Les aspects d'autres cultures qui relèvent d'attitudes, de comportements ou de valeurs, peuvent remettre en question nos propres attitudes, comportements ou valeurs, et nous ne sommes pas toujours prêts à nous laisser interpeller sur ce plan. Nous avons tendance à en voir l'aspect menaçant et à fermer les yeux sur ce qu'ils peuvent avoir d'enrichissant. Prenons un exemple.

Dans nos sociétés nord-américaines, nous établissons souvent des contacts purement fonctionnels avec les gens. Ne vous est-il pas compte que vous n'aviez aucun souvenir de la personne à la caisse: était-elle jeune ou moins jeune, grande ou petite, rondelette ou mince, etc. Vous seriez tout à fait incapable de la décrire même de façon très sommaire: vous ne l'avez pas remarquée, parce que vous n'avez été attentif qu'à sa fonction. Et si elle l'a bien remplie, si elle a mis la bonne marchandise dans les sacs et vous a remis la monnaie exacte, vous l'avez oubliée sitôt sa fonction terminée.

D'autres sociétés ont l'habitude de contacts plus personnalisés et les immigrantes, les immigrants qui en sont issus ressentent durement la dépersonnalisation que des rapports uniquement fonctionnels leur impose.
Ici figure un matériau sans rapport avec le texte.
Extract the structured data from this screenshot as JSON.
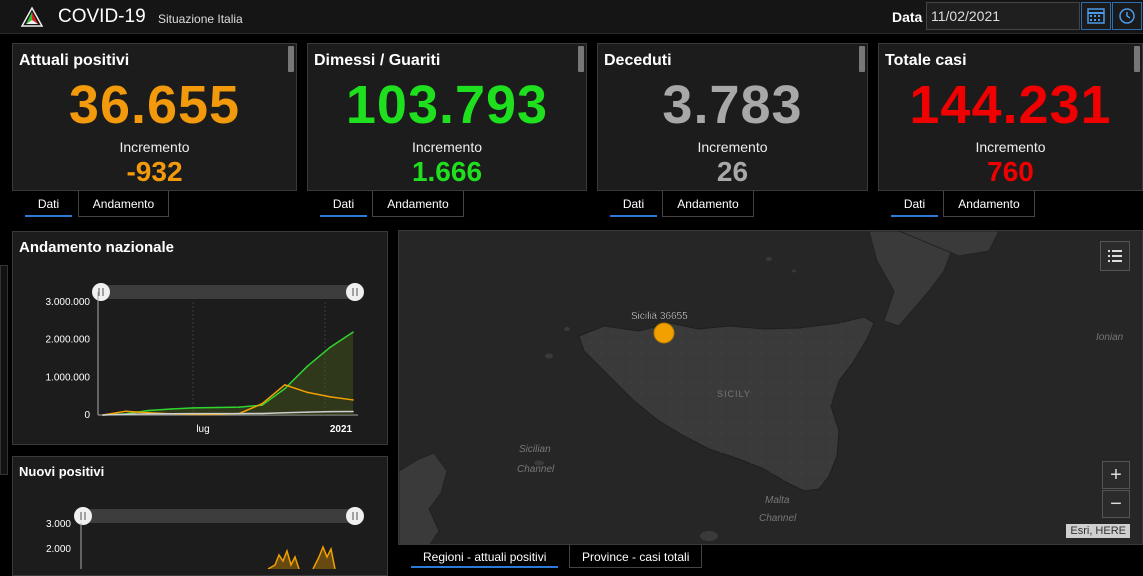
{
  "header": {
    "title": "COVID-19",
    "subtitle": "Situazione Italia",
    "date_label": "Data",
    "date_value": "11/02/2021"
  },
  "cards": [
    {
      "title": "Attuali positivi",
      "value": "36.655",
      "increment_label": "Incremento",
      "increment": "-932",
      "color": "#f29a0c"
    },
    {
      "title": "Dimessi / Guariti",
      "value": "103.793",
      "increment_label": "Incremento",
      "increment": "1.666",
      "color": "#1ee01e"
    },
    {
      "title": "Deceduti",
      "value": "3.783",
      "increment_label": "Incremento",
      "increment": "26",
      "color": "#a8a8a8"
    },
    {
      "title": "Totale casi",
      "value": "144.231",
      "increment_label": "Incremento",
      "increment": "760",
      "color": "#f00000"
    }
  ],
  "card_tabs": {
    "data": "Dati",
    "trend": "Andamento"
  },
  "trend_panel": {
    "title": "Andamento nazionale",
    "y_ticks": [
      "3.000.000",
      "2.000.000",
      "1.000.000",
      "0"
    ],
    "x_ticks": [
      "lug",
      "2021"
    ]
  },
  "new_positive_panel": {
    "title": "Nuovi positivi",
    "y_ticks": [
      "3.000",
      "2.000"
    ]
  },
  "map": {
    "label_sicily": "SICILY",
    "label_channel": "Sicilian Channel",
    "label_malta": "Malta Channel",
    "label_ionian": "Ionian",
    "point_label": "Sicilia 36655",
    "attribution": "Esri, HERE",
    "zoom_in": "+",
    "zoom_out": "−",
    "tabs": [
      "Regioni - attuali positivi",
      "Province - casi totali"
    ]
  },
  "chart_data": [
    {
      "type": "line",
      "title": "Andamento nazionale",
      "x": [
        "2020-03",
        "2020-04",
        "2020-05",
        "2020-06",
        "2020-07",
        "2020-08",
        "2020-09",
        "2020-10",
        "2020-11",
        "2020-12",
        "2021-01",
        "2021-02"
      ],
      "series": [
        {
          "color": "#2fd62f",
          "values": [
            0,
            30000,
            120000,
            160000,
            190000,
            200000,
            210000,
            260000,
            700000,
            1300000,
            1800000,
            2200000
          ]
        },
        {
          "color": "#f2a000",
          "values": [
            0,
            100000,
            60000,
            30000,
            15000,
            18000,
            40000,
            300000,
            800000,
            600000,
            480000,
            400000
          ]
        },
        {
          "color": "#cfcfcf",
          "values": [
            0,
            20000,
            30000,
            34000,
            35000,
            35000,
            36000,
            40000,
            60000,
            75000,
            88000,
            93000
          ]
        }
      ],
      "ylim": [
        0,
        3000000
      ]
    }
  ],
  "colors": {
    "accent": "#2d7ad6",
    "point": "#f2a000"
  }
}
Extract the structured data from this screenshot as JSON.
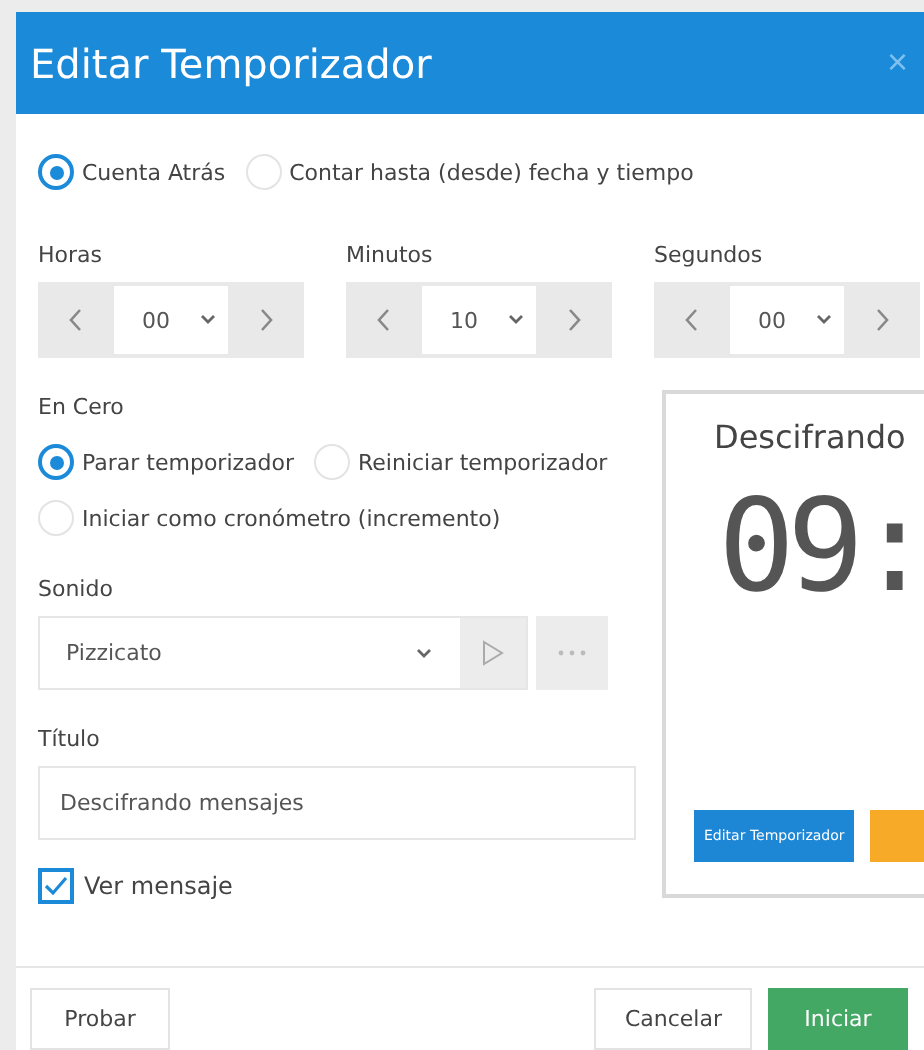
{
  "dialog": {
    "title": "Editar Temporizador",
    "close": "×"
  },
  "mode_options": [
    {
      "label": "Cuenta Atrás",
      "selected": true
    },
    {
      "label": "Contar hasta (desde) fecha y tiempo",
      "selected": false
    }
  ],
  "time_fields": [
    {
      "label": "Horas",
      "value": "00"
    },
    {
      "label": "Minutos",
      "value": "10"
    },
    {
      "label": "Segundos",
      "value": "00"
    }
  ],
  "at_zero": {
    "label": "En Cero",
    "options": [
      {
        "label": "Parar temporizador",
        "selected": true
      },
      {
        "label": "Reiniciar temporizador",
        "selected": false
      },
      {
        "label": "Iniciar como cronómetro (incremento)",
        "selected": false
      }
    ]
  },
  "sound": {
    "label": "Sonido",
    "value": "Pizzicato"
  },
  "title_field": {
    "label": "Título",
    "value": "Descifrando mensajes"
  },
  "show_message": {
    "label": "Ver mensaje",
    "checked": true
  },
  "preview": {
    "title": "Descifrando",
    "display": "09:",
    "buttons": [
      {
        "label": "Editar Temporizador",
        "color": "#1d87d6"
      },
      {
        "color": "#f7a928"
      }
    ]
  },
  "footer": {
    "left_buttons": [
      {
        "label": "Probar",
        "kind": "default"
      }
    ],
    "right_buttons": [
      {
        "label": "Cancelar",
        "kind": "default"
      },
      {
        "label": "Iniciar",
        "kind": "primary"
      }
    ]
  }
}
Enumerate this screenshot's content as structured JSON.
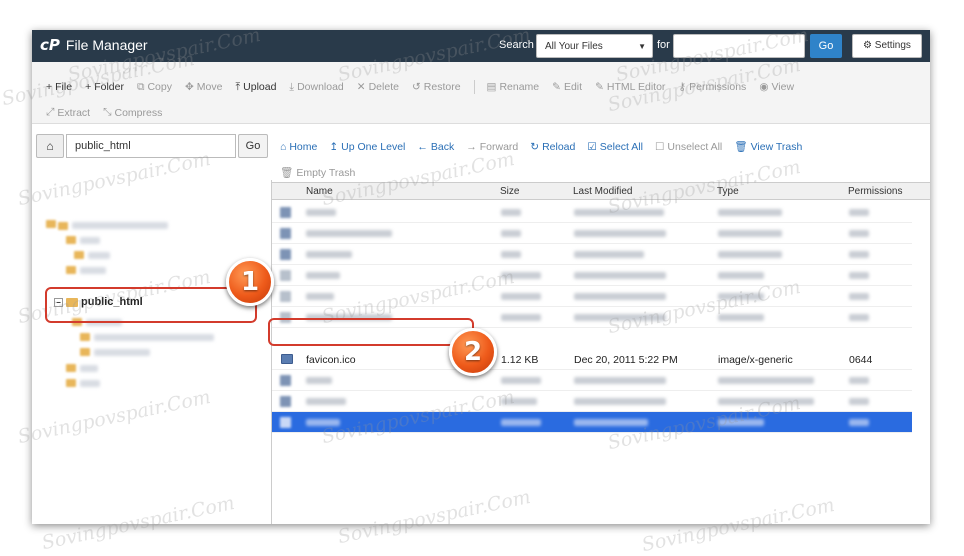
{
  "header": {
    "logo": "cP",
    "title": "File Manager",
    "search_label": "Search",
    "search_scope": "All Your Files",
    "for_label": "for",
    "search_value": "",
    "go_label": "Go",
    "settings_label": "Settings"
  },
  "toolbar": {
    "row1": [
      {
        "icon": "plus-icon",
        "glyph": "+",
        "label": "File",
        "enabled": true
      },
      {
        "icon": "plus-icon",
        "glyph": "+",
        "label": "Folder",
        "enabled": true
      },
      {
        "icon": "copy-icon",
        "glyph": "⧉",
        "label": "Copy",
        "enabled": false
      },
      {
        "icon": "move-icon",
        "glyph": "✥",
        "label": "Move",
        "enabled": false
      },
      {
        "icon": "upload-icon",
        "glyph": "⤒",
        "label": "Upload",
        "enabled": true
      },
      {
        "icon": "download-icon",
        "glyph": "⤓",
        "label": "Download",
        "enabled": false
      },
      {
        "icon": "delete-icon",
        "glyph": "✕",
        "label": "Delete",
        "enabled": false
      },
      {
        "icon": "restore-icon",
        "glyph": "↺",
        "label": "Restore",
        "enabled": false
      },
      {
        "icon": "rename-icon",
        "glyph": "▤",
        "label": "Rename",
        "enabled": false
      },
      {
        "icon": "edit-icon",
        "glyph": "✎",
        "label": "Edit",
        "enabled": false
      },
      {
        "icon": "html-editor-icon",
        "glyph": "✎",
        "label": "HTML Editor",
        "enabled": false
      },
      {
        "icon": "permissions-icon",
        "glyph": "⚷",
        "label": "Permissions",
        "enabled": false
      },
      {
        "icon": "view-icon",
        "glyph": "◉",
        "label": "View",
        "enabled": false
      }
    ],
    "row2": [
      {
        "icon": "extract-icon",
        "glyph": "⤢",
        "label": "Extract",
        "enabled": false
      },
      {
        "icon": "compress-icon",
        "glyph": "⤡",
        "label": "Compress",
        "enabled": false
      }
    ]
  },
  "path": {
    "value": "public_html",
    "go_label": "Go"
  },
  "nav": [
    {
      "icon": "home-icon",
      "glyph": "⌂",
      "label": "Home",
      "enabled": true
    },
    {
      "icon": "up-level-icon",
      "glyph": "↥",
      "label": "Up One Level",
      "enabled": true
    },
    {
      "icon": "back-icon",
      "glyph": "←",
      "label": "Back",
      "enabled": true
    },
    {
      "icon": "forward-icon",
      "glyph": "→",
      "label": "Forward",
      "enabled": false
    },
    {
      "icon": "reload-icon",
      "glyph": "↻",
      "label": "Reload",
      "enabled": true
    },
    {
      "icon": "select-all-icon",
      "glyph": "☑",
      "label": "Select All",
      "enabled": true
    },
    {
      "icon": "unselect-all-icon",
      "glyph": "☐",
      "label": "Unselect All",
      "enabled": false
    },
    {
      "icon": "trash-icon",
      "glyph": "🗑",
      "label": "View Trash",
      "enabled": true
    }
  ],
  "empty_trash": {
    "glyph": "🗑",
    "label": "Empty Trash"
  },
  "tree": {
    "selected_label": "public_html"
  },
  "table": {
    "columns": [
      "Name",
      "Size",
      "Last Modified",
      "Type",
      "Permissions"
    ],
    "focus_row": {
      "name": "favicon.ico",
      "size": "1.12 KB",
      "modified": "Dec 20, 2011 5:22 PM",
      "type": "image/x-generic",
      "perms": "0644"
    }
  },
  "watermark": "Sovingpovspair.Com",
  "callouts": {
    "one": "1",
    "two": "2"
  },
  "colors": {
    "topbar": "#293a4a",
    "accent": "#2f83c9",
    "selection": "#2a6be0",
    "badge": "#ee5a1a",
    "callout_ring": "#d33b2c"
  }
}
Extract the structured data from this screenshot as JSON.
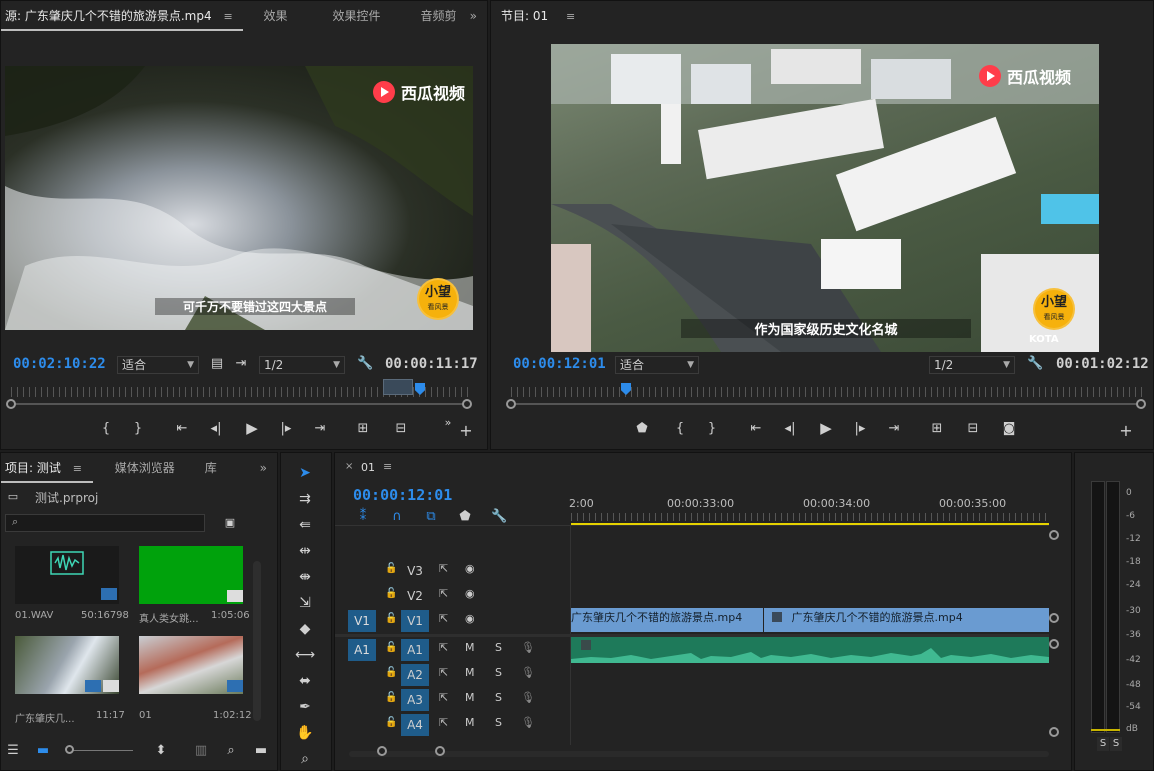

Dans des contextes éducatifs, en particulier, il est important de prendre le temps d'établir d'abord ces rapports personnels, de traiter les gens comme des personnes: les saluer, leur faire parler de ce qu'ils vivent, de leur expérience, échanger avec eux sur un plan humain avant d'aller au but fonctionnel de la rencontre. Ils se sentent alors respectés comme personnes et entrent ensuite plus facilement dans la relation pédagogique recherchée par les éducatrices, les éducateurs.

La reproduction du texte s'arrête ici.